The main workshop at the CPC |
For three years, I made prints and virtually no other form of art. I had learned printmaking in London in the second half of the nineties, with a great German printmaker called Thomas Gosebruch. He taught me a lot about etching—everything, really, including stuff that he had learned in Paris at the atelier of Aldo Crommelynk, who was Picasso’s master printer. At the CPC, I had the time and facilities to try some etching and printing techniques that I hadn’t used before, such as viscosity prints, collagraph, and linocuts. One of the best things, though, about working in a place like the CPC is that you’re never working alone, but always side by side with other artists, from whom you can continually learn new things. An artist called Carrie Iverson taught me the paper-litho transfer technique: soak a Xerox in a mixture of gum Arabic and water, roll it with oil-based etching ink, and the ink sticks to the toner and is rejected from the white areas. You can then transfer the inked-up image to pretty much any surface. I experimented with transfers on paper, wood, glass, fabric.
'Gran Habano', mixed media prints fixed to cigar boxes. |
This technique led me to the large Cuban prints on cigar-box sculptures, which I exhibited in four big solo shows in Maryland and around the mid-west.
Some of the people I remember who passed through the CPC back then: the scary guy from Michigan who came from some sort of survivalist family, and who created etchings filled with rotting corpses and gruesome murder victims; the old guy who came in once a week and always did prints of the Chicago skyline; someone who worked on special effects for the film industry, and who started working on large viscosity prints after I taught him the technique; the extremely talented printmaker from Mexico who created fantastically detailed linocuts, and whose work I saw years later in a café exhibition in Guanajuato.

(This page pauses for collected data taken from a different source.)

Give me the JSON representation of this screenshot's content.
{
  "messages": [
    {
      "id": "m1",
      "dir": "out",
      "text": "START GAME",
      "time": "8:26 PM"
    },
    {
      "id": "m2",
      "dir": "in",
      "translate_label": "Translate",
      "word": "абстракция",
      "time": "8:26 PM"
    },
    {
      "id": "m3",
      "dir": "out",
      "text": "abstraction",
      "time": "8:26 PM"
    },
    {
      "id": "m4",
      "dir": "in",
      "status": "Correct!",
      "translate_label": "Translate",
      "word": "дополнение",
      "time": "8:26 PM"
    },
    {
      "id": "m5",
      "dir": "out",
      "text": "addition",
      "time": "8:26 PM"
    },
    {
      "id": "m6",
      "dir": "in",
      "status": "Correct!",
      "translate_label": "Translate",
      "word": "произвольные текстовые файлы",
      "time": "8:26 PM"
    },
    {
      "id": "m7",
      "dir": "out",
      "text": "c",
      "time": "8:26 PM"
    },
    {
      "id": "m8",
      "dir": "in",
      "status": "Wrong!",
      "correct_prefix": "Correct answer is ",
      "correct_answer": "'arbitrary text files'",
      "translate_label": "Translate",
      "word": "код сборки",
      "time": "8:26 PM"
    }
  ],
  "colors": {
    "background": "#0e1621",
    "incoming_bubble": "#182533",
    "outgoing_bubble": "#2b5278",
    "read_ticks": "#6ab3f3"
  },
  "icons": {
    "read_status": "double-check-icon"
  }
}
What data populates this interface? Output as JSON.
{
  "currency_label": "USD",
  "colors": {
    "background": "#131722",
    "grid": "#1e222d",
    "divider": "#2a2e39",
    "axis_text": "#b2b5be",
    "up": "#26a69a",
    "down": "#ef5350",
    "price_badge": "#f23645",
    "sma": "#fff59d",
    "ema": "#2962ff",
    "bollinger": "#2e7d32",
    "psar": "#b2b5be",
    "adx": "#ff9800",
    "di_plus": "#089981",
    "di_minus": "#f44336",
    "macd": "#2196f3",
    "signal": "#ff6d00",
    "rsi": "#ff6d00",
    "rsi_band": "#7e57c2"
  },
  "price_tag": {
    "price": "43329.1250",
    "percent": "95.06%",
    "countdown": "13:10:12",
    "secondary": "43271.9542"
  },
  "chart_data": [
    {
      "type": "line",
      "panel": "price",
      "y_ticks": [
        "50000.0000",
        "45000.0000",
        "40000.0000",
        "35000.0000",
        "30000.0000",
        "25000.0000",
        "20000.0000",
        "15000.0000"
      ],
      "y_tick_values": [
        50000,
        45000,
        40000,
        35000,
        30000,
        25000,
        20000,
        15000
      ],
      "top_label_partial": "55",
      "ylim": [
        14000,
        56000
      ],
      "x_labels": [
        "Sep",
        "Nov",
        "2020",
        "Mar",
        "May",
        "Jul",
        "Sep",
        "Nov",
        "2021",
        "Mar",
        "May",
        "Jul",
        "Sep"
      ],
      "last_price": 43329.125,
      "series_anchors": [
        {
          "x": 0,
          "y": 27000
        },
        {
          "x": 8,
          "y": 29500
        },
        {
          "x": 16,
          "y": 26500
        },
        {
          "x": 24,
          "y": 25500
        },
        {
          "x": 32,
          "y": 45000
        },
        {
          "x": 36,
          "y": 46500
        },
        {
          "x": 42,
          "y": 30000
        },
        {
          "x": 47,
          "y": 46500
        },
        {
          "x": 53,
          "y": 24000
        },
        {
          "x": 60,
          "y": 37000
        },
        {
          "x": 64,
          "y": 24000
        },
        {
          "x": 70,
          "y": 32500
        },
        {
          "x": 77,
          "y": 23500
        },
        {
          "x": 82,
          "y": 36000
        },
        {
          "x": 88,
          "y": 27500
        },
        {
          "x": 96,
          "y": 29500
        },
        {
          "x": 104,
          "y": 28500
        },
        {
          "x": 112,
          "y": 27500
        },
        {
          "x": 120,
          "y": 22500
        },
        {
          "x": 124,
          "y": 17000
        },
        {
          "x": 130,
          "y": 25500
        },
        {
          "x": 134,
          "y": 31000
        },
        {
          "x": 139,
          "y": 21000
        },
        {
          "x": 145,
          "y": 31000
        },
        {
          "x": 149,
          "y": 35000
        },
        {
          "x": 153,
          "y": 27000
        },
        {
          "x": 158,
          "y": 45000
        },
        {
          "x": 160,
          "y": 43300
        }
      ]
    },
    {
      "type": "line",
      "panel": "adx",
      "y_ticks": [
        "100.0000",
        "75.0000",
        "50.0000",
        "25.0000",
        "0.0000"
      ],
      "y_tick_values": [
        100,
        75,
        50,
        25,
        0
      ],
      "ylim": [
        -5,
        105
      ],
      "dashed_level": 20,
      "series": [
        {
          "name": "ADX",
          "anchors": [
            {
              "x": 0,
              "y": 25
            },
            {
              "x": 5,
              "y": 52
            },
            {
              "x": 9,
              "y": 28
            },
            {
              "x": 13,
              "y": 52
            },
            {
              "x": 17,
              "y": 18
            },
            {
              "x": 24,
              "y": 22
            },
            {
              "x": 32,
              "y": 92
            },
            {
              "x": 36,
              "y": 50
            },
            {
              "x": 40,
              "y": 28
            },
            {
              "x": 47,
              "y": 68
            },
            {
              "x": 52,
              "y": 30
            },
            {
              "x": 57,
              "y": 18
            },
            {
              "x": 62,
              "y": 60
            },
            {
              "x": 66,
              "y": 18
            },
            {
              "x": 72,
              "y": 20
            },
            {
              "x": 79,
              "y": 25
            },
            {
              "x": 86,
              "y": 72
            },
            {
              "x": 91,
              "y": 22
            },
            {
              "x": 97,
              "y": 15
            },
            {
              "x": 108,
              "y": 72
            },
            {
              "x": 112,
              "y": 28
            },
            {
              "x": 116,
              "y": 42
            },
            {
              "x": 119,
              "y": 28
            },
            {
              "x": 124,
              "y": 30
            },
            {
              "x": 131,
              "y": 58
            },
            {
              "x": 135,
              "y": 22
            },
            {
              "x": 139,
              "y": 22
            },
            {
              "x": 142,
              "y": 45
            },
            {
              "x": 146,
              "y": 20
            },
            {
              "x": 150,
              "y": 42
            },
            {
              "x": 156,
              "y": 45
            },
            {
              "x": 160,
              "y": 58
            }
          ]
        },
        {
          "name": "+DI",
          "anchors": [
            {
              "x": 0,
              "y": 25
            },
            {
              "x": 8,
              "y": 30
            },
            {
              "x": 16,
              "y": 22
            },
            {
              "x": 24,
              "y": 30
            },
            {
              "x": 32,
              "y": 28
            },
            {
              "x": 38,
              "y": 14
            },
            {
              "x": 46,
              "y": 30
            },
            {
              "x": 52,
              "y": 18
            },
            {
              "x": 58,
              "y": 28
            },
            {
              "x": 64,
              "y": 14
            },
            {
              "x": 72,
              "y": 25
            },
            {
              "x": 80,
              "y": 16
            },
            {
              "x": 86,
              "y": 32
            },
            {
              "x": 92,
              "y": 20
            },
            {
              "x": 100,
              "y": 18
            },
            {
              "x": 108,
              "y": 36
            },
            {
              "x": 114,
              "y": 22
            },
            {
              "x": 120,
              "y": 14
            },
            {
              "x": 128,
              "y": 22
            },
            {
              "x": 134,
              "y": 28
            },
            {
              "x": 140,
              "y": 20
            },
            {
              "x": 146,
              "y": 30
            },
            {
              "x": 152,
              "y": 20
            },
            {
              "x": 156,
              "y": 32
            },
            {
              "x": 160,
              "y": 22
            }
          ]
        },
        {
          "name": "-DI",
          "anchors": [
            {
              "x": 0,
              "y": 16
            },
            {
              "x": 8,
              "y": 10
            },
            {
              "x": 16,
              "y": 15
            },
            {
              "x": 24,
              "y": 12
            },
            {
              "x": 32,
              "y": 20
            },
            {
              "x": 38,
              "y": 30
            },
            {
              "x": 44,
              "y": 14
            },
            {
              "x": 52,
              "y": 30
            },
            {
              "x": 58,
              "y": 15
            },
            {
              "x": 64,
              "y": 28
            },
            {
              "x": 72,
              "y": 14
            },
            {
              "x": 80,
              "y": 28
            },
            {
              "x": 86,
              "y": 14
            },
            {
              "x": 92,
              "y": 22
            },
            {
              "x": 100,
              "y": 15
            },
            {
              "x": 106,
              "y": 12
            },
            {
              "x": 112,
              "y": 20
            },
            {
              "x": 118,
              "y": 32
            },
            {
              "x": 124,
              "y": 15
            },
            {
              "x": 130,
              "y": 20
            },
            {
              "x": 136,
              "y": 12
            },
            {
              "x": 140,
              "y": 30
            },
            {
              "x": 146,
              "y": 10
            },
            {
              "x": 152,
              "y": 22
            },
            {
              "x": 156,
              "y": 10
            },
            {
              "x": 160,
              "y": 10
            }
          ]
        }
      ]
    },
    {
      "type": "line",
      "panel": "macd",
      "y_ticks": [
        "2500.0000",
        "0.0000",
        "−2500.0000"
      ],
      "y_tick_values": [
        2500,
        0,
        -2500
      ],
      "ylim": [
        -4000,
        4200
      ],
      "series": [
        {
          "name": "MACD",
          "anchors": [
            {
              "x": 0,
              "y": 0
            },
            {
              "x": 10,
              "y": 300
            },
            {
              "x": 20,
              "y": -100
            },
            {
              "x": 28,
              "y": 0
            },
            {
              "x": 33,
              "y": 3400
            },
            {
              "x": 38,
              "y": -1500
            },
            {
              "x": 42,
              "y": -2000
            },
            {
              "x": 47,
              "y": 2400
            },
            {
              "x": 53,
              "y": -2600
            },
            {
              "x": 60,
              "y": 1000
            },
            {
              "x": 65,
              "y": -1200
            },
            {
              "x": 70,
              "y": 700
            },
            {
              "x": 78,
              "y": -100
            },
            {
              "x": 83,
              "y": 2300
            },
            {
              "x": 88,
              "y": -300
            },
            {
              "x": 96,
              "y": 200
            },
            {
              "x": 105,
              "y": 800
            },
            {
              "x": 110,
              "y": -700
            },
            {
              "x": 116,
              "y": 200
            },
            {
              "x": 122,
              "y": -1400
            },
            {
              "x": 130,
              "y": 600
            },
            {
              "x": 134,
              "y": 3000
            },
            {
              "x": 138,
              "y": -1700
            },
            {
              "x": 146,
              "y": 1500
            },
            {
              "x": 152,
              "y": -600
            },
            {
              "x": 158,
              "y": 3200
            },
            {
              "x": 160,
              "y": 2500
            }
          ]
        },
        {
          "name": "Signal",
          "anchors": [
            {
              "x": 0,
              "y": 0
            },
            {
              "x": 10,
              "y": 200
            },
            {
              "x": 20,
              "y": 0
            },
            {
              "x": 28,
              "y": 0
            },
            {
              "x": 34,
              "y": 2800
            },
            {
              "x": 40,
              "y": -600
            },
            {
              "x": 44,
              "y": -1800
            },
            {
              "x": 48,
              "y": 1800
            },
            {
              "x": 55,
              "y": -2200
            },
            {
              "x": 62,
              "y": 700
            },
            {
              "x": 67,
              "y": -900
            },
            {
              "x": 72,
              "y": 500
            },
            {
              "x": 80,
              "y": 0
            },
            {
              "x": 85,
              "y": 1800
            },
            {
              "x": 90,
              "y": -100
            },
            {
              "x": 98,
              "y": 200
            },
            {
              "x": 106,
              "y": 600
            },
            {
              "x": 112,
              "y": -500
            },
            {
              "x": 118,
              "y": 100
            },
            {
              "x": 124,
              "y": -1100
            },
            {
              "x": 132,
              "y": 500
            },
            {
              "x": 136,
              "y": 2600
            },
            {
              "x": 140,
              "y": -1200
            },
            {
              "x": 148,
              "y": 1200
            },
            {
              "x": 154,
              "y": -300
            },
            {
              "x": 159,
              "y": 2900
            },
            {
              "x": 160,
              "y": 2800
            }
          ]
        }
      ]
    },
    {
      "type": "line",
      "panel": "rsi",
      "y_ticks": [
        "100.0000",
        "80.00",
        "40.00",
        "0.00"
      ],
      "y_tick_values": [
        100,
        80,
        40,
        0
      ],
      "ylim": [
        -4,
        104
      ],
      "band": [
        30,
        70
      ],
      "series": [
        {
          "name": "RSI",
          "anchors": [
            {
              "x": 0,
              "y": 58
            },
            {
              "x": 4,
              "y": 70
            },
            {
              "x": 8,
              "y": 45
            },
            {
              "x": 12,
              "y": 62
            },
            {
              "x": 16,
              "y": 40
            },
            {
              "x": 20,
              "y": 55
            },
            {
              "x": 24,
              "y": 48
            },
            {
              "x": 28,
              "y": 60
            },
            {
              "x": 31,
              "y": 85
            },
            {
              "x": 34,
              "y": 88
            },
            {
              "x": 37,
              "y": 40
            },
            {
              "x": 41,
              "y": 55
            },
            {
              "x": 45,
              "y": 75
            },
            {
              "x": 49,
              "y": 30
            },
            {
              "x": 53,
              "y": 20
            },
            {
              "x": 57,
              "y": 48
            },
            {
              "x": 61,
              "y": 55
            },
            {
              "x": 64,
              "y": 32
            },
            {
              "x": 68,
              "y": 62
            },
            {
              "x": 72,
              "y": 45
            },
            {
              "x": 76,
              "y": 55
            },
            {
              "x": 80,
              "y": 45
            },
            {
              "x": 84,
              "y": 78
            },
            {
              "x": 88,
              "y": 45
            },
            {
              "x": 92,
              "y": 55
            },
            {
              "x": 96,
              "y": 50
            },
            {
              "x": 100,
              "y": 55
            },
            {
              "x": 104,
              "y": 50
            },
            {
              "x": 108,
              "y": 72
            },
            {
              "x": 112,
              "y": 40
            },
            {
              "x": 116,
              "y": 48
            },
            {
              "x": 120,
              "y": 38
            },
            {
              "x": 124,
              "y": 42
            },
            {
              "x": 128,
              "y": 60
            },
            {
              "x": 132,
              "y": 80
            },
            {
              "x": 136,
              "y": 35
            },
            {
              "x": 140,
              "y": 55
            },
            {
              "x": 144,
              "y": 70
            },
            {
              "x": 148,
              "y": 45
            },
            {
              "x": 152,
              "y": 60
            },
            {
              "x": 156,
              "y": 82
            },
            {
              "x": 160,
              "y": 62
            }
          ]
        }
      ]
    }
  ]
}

I stopped going to the CPC in 2004. There were a few reasons for this, one of them being that I had just bought a house with my wife in a little town about 140 miles west of Chicago to use a weekend getaway. There was a small barn behind the house, which I intended to convert into a studio. I had also just acquired a huge etching press from a workshop that was closing down in Highland Park (a northern suburb of Chicago), which I had shipped out to the house in preparation for creating my own mini-printmaking studio.